Cuba's Organic Farming Revolution Is Debunking Its Reputation For Bad Food

| © Esme Benjamin

Wellness Editor

Thanks to a small-scale organic farming revolution, Cuba is defying its stubborn reputation for the kind of bland, meagre cuisine that previously deterred traveling foodies.

In Viñales, a small town of colorful colonial bungalows and dramatic limestone hills, meals are served farm-to-fork in the purest sense. The contents of your plate—silky eggplant, hand-cut sweet potato fries, dewy heirloom tomatoes, emerald hued greens—were grown and harvested just steps away, in fertile fields belonging to the very same family who prepared the meal.

Even more incredibly, every morsel is fresh and organic, because chemical pesticides and herbicides are rare in Cuba—a fact that has propelled the country to the status of world-leader when it comes to organic farming techniques. This agricultural revolution is a fairly new development, however, and food scarcity has featured heavily in the country’s history.

Breakfast at Mhai Yoga, Havana

The collapse of the Soviet Union in 1991, coupled with the ongoing American embargo, plunged Cuba into economic dire straits. Without its primary ally and trade partner, Cuba’s previously prosperous sugar plantations were shuttered, and serious food shortages resulted in a country-wide famine. People survived on sugar water and lost an average of 12 pounds. Some resorted to slaughtering beloved family pets—anything for sustenance.

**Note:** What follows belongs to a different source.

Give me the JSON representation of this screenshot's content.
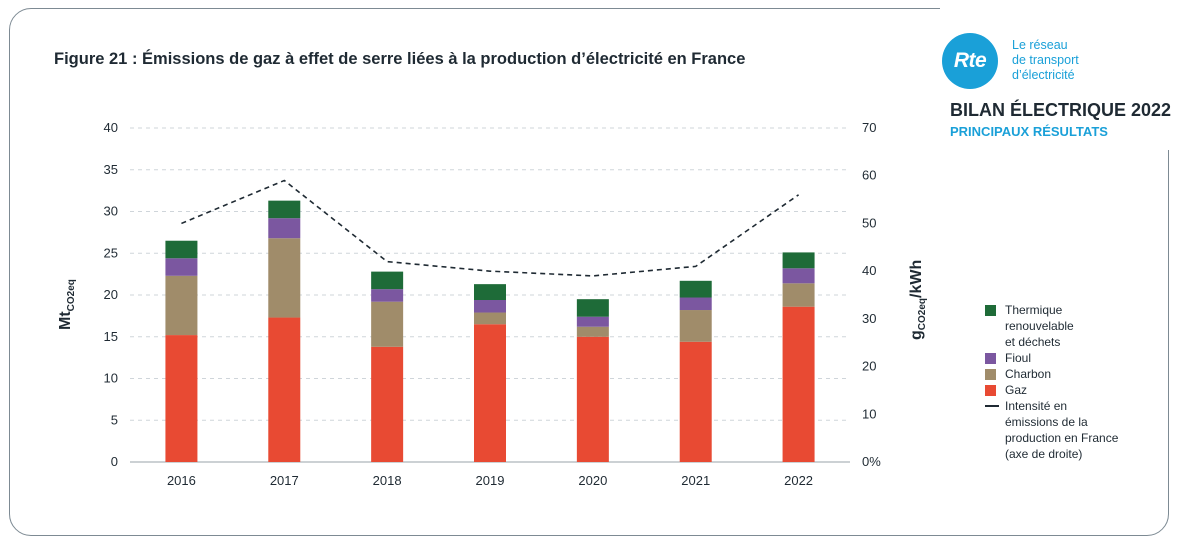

Up until then, the Soviets, being Cuba’s benefactors, had supplied the country with petroleum and petroleum-derived chemicals for farming. Now that these two things, essential to industrial agriculture practices, were suddenly unavailable, the island unintentionally but effectively went green. Fields were tilled with animal-drawn carts and organically grown crops were harvested by hand. Community farms popped up in gardens and on rooftops, and these small-scale growers managed to revive Cuba.

Veggie tacos at El Dandi, Havana

“They had to rely on organic methods, and it worked so well the country became an authority,” explains Christine Dahdouh, owner of Mhai Yoga retreat center in Havana, where a team of chefs prepare vegetarian meals for guests, incorporating site-grown produce. “Other countries started sending delegates, schools started coming to learn from Cuba, and eventually [the government] decided to make it illegal to use herbicides and pesticides, for the health of the people.”

It’s not unusual to hear tourists complain about the quality of food in Cuba—of having to pack a personal supply of Tabasco to add the kick the cuisine is lacking—but it’s safe to assume most of those visitors have ended up dining in government-run establishments. “It’s not necessarily bad food—there are government restaurants that have really great, top notch stuff—but it’s just not this,” she says, gesturing to the green patchwork of fields behind her. “It’s not coming from the soil, directly from farms. You have to think of it as corporation scale. Here, everything is mama-papa or big corporation.”

Lunch spread at Ranchon La Margarita

Today, Dahdouh has brought her group to a family farm and restaurant named Ranchon La Margarita, after the matriarch who originally owned the land. It has a small outdoor dining area, open to birdsong and views of veggie patches, and a thatched roof to keep off the sun. The waitress shoos a chicken out from behind the bar with her foot—there’s no such things as battery farming here in Cuba.

Our table is spread with crisp deep-fried plantain chips, buttery yuca, fragrant congri (a delicious black bean and rice stew), roasted meat and honey-sweet pineapple juice, squeezed on-demand. There are so many dishes—countless servings of seasonal fruit and vegetables, we can barely find room on our overflowing plates or in our bursting tummies to sample it all. Of course, this isn’t the way the locals eat.

When Obama’s “Cuban thaw” opened the country up to American visitors for the first time in decades, many Cuban’s rushed to open their own casa particulares (homestays) and paladares (private restaurants). Demand for fresh fruits and veggies from this wave of tourists and the establishments that feed them has driven up food costs—there simply isn’t enough to go around.

At the local co-op market, where vendors used to compete for buyers’ attention, the same buyers now wait patiently in long lines, hoping there’s enough stock left for their order. Demand is so high, there’s even a black market for organic produce. And as for the Cubans who scrape by on the average state salary of $25 per month? It’s hardly worth showing up to try their luck.

These are the inevitable growing pains of a country, largely unchanged for decades, which is now undergoing a period of change. Though the move towards agroecology was not made by choice, Cuba is pioneering a model that could become increasingly important as food scarcity, driven by increasing population and climate change, becomes a global problem. It’s not a perfect system, but it is a move in the right direction.